HONG KONG — Chinese stocks nosedived Thursday, triggering their second daylong trading halt this week and sending share markets, Asian currencies and oil prices lower as investor jitters rippled across the globe.

The benchmark Shanghai Composite Index tumbled 7.3 percent to 3,115.89 before “circuit breakers” suspended trading for the day. The Shenzhen Composite Index for China’s second smaller stock exchange slumped 8.3 percent to 1,955.88.

Chinese government measures introduced last year to prop up share prices after a meltdown in June are being gradually withdrawn, leading to volatile trading. Investors are also unnerved that Beijing has allowed the yuan to weaken, a possible sign the No. 2 economy is in worse shape than thought.

Angus Nicholson, market analyst at IG in Melbourne, Australia said the sell-off this week only underlines that the Chinese government’s intervention last year to support the market had delayed the inevitable slump.

“Many people are asking how far Chinese equities could fall,” he said in a market commentary.

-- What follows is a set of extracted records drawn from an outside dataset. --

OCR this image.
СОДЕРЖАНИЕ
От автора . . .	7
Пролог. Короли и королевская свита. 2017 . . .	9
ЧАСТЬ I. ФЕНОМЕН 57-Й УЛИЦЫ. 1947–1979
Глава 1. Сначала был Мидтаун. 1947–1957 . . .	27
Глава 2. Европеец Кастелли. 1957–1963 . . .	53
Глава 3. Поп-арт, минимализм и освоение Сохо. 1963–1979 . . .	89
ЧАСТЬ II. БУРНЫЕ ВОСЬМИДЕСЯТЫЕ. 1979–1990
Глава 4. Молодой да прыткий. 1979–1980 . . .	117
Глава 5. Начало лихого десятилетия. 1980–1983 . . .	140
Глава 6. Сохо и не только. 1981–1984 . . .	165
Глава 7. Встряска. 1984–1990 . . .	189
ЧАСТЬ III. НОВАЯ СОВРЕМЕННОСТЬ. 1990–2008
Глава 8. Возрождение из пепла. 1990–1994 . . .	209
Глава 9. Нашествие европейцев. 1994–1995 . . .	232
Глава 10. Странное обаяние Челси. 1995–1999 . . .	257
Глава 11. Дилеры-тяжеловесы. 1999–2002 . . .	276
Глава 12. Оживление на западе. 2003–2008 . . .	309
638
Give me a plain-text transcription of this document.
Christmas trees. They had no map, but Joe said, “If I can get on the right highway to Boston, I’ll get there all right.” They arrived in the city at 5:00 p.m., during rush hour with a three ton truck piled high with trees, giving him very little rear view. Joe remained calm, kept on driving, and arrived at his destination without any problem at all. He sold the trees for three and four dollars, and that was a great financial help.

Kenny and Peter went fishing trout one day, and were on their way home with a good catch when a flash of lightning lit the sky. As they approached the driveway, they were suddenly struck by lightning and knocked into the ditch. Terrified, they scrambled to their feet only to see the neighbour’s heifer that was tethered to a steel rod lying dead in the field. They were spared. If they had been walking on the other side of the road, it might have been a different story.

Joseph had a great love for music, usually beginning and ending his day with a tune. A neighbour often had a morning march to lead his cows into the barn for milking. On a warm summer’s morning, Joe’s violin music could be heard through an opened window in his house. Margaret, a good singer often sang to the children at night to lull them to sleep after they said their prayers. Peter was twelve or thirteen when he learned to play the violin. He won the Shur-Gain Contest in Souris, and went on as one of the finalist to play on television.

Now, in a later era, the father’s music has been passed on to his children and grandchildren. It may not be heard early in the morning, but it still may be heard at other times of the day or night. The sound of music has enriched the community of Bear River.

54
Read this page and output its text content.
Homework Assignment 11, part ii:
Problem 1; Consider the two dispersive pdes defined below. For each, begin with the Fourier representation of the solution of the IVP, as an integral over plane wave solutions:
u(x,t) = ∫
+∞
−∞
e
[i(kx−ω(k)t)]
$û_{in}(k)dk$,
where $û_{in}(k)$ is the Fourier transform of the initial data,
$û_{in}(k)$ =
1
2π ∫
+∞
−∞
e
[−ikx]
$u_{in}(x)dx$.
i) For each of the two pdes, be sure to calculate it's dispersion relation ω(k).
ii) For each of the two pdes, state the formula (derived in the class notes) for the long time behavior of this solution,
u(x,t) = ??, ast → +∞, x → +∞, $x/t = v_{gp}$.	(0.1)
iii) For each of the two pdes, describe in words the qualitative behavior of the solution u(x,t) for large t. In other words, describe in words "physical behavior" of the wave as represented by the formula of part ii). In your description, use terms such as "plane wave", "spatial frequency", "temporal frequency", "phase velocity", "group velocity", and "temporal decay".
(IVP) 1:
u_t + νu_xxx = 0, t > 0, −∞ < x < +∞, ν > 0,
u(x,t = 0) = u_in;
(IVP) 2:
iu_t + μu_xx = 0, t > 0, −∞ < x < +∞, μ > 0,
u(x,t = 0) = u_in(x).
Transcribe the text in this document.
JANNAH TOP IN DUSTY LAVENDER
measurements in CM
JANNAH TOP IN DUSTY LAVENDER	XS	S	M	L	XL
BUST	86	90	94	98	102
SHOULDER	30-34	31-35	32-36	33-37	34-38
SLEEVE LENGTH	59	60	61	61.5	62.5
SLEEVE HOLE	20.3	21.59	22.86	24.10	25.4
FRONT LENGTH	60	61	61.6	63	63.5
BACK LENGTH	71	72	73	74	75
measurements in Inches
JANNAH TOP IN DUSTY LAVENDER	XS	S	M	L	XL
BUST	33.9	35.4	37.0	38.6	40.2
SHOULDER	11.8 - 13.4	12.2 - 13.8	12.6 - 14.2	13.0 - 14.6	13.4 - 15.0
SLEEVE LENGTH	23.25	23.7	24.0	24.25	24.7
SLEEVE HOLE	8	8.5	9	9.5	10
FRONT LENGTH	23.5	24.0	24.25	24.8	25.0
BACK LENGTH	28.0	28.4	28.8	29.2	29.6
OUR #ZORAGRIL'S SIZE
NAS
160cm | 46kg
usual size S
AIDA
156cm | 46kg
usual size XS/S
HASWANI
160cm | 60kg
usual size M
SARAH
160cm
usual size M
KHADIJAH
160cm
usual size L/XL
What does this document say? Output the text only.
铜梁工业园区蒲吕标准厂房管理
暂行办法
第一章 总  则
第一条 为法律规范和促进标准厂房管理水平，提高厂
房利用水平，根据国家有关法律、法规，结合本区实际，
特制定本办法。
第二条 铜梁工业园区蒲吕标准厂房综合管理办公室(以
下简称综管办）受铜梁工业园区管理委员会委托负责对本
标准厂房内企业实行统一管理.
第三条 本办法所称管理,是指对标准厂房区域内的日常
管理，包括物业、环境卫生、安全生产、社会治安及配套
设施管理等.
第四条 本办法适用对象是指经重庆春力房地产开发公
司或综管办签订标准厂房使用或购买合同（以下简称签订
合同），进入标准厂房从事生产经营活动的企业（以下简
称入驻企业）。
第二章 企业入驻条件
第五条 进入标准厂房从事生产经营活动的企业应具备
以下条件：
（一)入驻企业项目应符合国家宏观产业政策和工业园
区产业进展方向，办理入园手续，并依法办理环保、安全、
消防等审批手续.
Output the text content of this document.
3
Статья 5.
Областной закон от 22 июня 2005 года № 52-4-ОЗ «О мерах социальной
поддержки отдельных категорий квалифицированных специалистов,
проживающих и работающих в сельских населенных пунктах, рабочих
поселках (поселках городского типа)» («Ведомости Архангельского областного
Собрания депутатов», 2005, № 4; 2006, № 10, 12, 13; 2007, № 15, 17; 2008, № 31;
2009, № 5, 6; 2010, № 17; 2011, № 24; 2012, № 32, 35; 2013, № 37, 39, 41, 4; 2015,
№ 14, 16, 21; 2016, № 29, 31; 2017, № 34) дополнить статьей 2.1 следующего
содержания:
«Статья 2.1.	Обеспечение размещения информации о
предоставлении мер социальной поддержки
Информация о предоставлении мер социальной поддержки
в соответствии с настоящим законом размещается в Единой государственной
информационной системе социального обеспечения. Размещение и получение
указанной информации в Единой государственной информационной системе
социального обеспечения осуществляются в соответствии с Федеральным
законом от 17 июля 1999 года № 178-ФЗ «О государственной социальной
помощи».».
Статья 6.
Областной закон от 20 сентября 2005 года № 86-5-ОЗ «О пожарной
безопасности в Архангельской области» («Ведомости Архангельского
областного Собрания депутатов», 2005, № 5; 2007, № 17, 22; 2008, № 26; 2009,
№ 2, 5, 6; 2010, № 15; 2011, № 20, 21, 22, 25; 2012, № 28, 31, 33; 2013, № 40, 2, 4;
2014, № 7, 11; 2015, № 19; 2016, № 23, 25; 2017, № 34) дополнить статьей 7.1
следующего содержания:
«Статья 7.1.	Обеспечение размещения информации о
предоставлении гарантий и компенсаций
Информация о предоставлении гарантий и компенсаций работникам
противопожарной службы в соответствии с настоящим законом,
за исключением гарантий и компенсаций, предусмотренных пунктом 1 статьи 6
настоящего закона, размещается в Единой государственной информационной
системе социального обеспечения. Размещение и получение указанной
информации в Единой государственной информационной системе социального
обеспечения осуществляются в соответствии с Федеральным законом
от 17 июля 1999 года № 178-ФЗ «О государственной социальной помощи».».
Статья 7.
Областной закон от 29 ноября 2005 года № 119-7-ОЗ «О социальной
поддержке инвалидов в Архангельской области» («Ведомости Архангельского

“The great concern for global markets is that the dramatic pace of the currency devaluation seems to indicate a far greater weakness in the Chinese economy than is easily perceivable in its publicly released statistics,” Nicholson said.

Chinese stock trading was also suspended on Monday after the market plunged.

The tempest in China’s markets has been felt around the world. Foreign investors have little direct involvement in Chinese financial markets, but the size of China’s economy means the wild gyrations are a source of concern internationally.

The latest slump comes after China’s government guided the yuan lower over several days, an indication authorities are prepared to weaken the tightly controlled currency to boost flagging exports. The yuan rate was set Thursday morning at 6.5646 to the U.S. dollar, the weakest in nearly five years, the official Xinhua news agency reported, citing data from the China Foreign Exchange Trading System.

In early European trading, France’s CAC 40 was down 2.5 percent at 4,367.97 and Germany’s DAX slid 3.1 percent to 9,899.50. Britain’s FTSE 100 cratered 2.3 percent to 5,933.74. Futures augured sharp losses on Wall Street. Dow and S&P 500 futures were each down 2 percent.

The Shanghai benchmark has dropped 12 percent so far this year, which is barely a week old. Thursday’s market plunge may have been exacerbated by investors rushing to sell before they were locked out by the automatic trading suspension, some analysts said.

The circuit breakers trip when there are big swings in the CSI 300 index. Trading halted temporarily barely 14 minutes into the morning session when stocks plunged 5 percent. When trading resumed 15 minutes later, stocks plunged further, falling more than the 7 percent limit that triggers a daylong trading freeze.

“There was some apparent panic selling with investors trying to reduce exposure before the mandatory triggers entered into effect,” said Gerry Alfonso, trading head at Shenwan Hongyuan Securities in Beijing.

“Sentiment seems to be rather fragile at the moment as the soft macroeconomic environment together with the fear of not being able to sell during a market correction causing some anxiety among investors,” he wrote in a note to clients.

Nicholson said, “It’s difficult to see the circuit-breakers surviving long in their current form, given they only seem to be further contributing to the volatility in the Chinese market.”

Among other Asian stock markets, Japan’s benchmark Nikkei 225 index fell 2.3 percent to 17,767.34 and South Korea’s Kospi lost 1.1 percent to 1,904.33.

Hong Kong’s Hang Seng shed 3.1 percent to 20,333.34 and Australia’s S&P/ASX 200 retreated 2.2 percent to 5,010.30.

Benchmarks in Taiwan, New Zealand and Southeast Asia also fell.

Oil prices touched their lowest in more than a decade. Benchmark U.S. crude futures fell $1.43, or 4.2 percent, to $32,54 in electronic trading on the New York Mercantile Exchange. The contract on Thursday dropped $2, or 5.6 percent, to settle at $33.97 a barrel. Brent crude, a benchmark for international oils, fell $1.24, or 3.7 percent, to $32.99 a barrel in London.

In currency markets, the dollar fell to 117.66 yen from 118.67 yen in the previous day’s trading as investors bought the Japanese currency as a safe haven. Some other Asian currencies retreated in concert with the yuan. The euro rose to $1.0795 from $1.0778.